I picked up a cheap file at the hardware store and I've been practicing checkering when I get the chance on scrap wood, but I'm not happy with my results yet. I've gotta say, my hats off to you, Sir! This is slow and difficult work, and now I can see how much time and effort goes into this! Let's just say that for now, I'll be sticking to the scrap wood ;)
 
Last edited:
Thank you jwren, but I do hope you get the result you were hoping for. If I can do it you can do it :)

Kevin
 
Well I've taken my nice Olive burl #6 blade to some sand paper, first on some 40 micro and then onto some very fine 9 micron paper, wanted to smooth out the grind lines from the grinders on the forming of the blade. I figured this will provide a smoother cut through material. While the high polished blades on the ebony ones are cool, I find the drag marks from the polishing compound to be somewhat not as cool, those around the embossed Opinel logo.
Doing it this way there are no extending marks from those embossings, just a nice smooth finish, I'll try to photograph it when I'm finally done but wanted to pass along that bit of work on the knife.
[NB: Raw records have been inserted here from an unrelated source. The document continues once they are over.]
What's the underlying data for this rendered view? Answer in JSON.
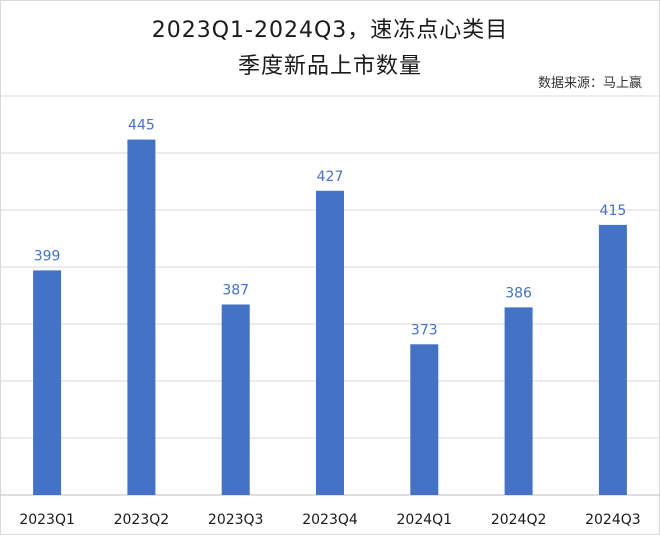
{
  "chart_data": {
    "type": "bar",
    "title_lines": [
      "2023Q1-2024Q3，速冻点心类目",
      "季度新品上市数量"
    ],
    "source": "数据来源：马上赢",
    "categories": [
      "2023Q1",
      "2023Q2",
      "2023Q3",
      "2023Q4",
      "2024Q1",
      "2024Q2",
      "2024Q3"
    ],
    "values": [
      399,
      445,
      387,
      427,
      373,
      386,
      415
    ],
    "ylim": [
      320,
      460
    ],
    "grid": true,
    "legend": "none",
    "colors": {
      "bar": "#4472c4",
      "data_label": "#4472c4",
      "gridline": "#d9d9d9"
    }
  }
}
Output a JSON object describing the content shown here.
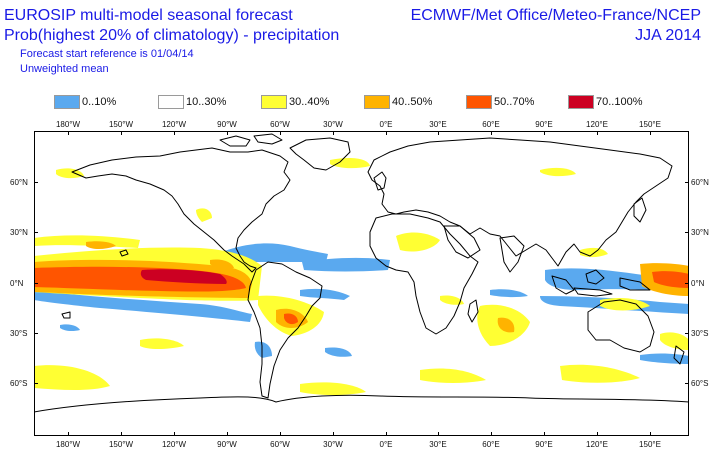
{
  "header": {
    "title_line1": "EUROSIP multi-model seasonal forecast",
    "title_line2": "Prob(highest 20% of climatology) - precipitation",
    "subtitle_line1": "Forecast start reference is 01/04/14",
    "subtitle_line2": "Unweighted mean",
    "center_line1": "ECMWF/Met Office/Meteo-France/NCEP",
    "center_line2": "JJA 2014"
  },
  "legend": [
    {
      "label": "0..10%",
      "color": "#5aa9ef"
    },
    {
      "label": "10..30%",
      "color": "#ffffff"
    },
    {
      "label": "30..40%",
      "color": "#ffff33"
    },
    {
      "label": "40..50%",
      "color": "#ffb300"
    },
    {
      "label": "50..70%",
      "color": "#ff5500"
    },
    {
      "label": "70..100%",
      "color": "#cc0022"
    }
  ],
  "axes": {
    "lon_labels": [
      "180°W",
      "150°W",
      "120°W",
      "90°W",
      "60°W",
      "30°W",
      "0°E",
      "30°E",
      "60°E",
      "90°E",
      "120°E",
      "150°E"
    ],
    "lat_labels": [
      "60°N",
      "30°N",
      "0°N",
      "30°S",
      "60°S"
    ]
  }
}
I'll be staying away from any motorized form of polishing/sanding as that can generate too much heat too quickly in such a thin blade!

I lay the sand paper on the table and lay the knife flat onto the paper and drag it down in one direction for a while and then flip the knife and do the other side.
G2

well it's not a super clean job but it certainly feels smoother ;) I was going to try and photo the difference but that wouldn't show as well as I'd hoped, so suffice to say, it's smoother cutting through material, probably not a measureable type of thing, more of a fuzzy warm feeling that you did something that should make a difference :)
 
Last edited:
The Opinel 12 saw I own weighs in at 3.67 ounces on the 200g Scout Pro scale. Pete asked me to let him know what I think of this saw and I figured I would share some initial thoughts with all.

Here is a first run test
(snip...)
I have used the saw on my Leatherman supertool for so many years. My grandfather gave me this one when I was a kid. This saw has cut so much wood, stag and anything else I needed when I just didn't feel like getting something bigger or better out. For me, the supertool on my belt will probably keep the opinel out of my pocket. The leatherman will quickly out cut the opinel.

Kevin,

Thanks for posting this. I got a Silky hand saw, that cuts like a laser through butter btw, but was curious about the Opinel as a possible lighter alternative. You've saved me an experiment I shouldn't afford.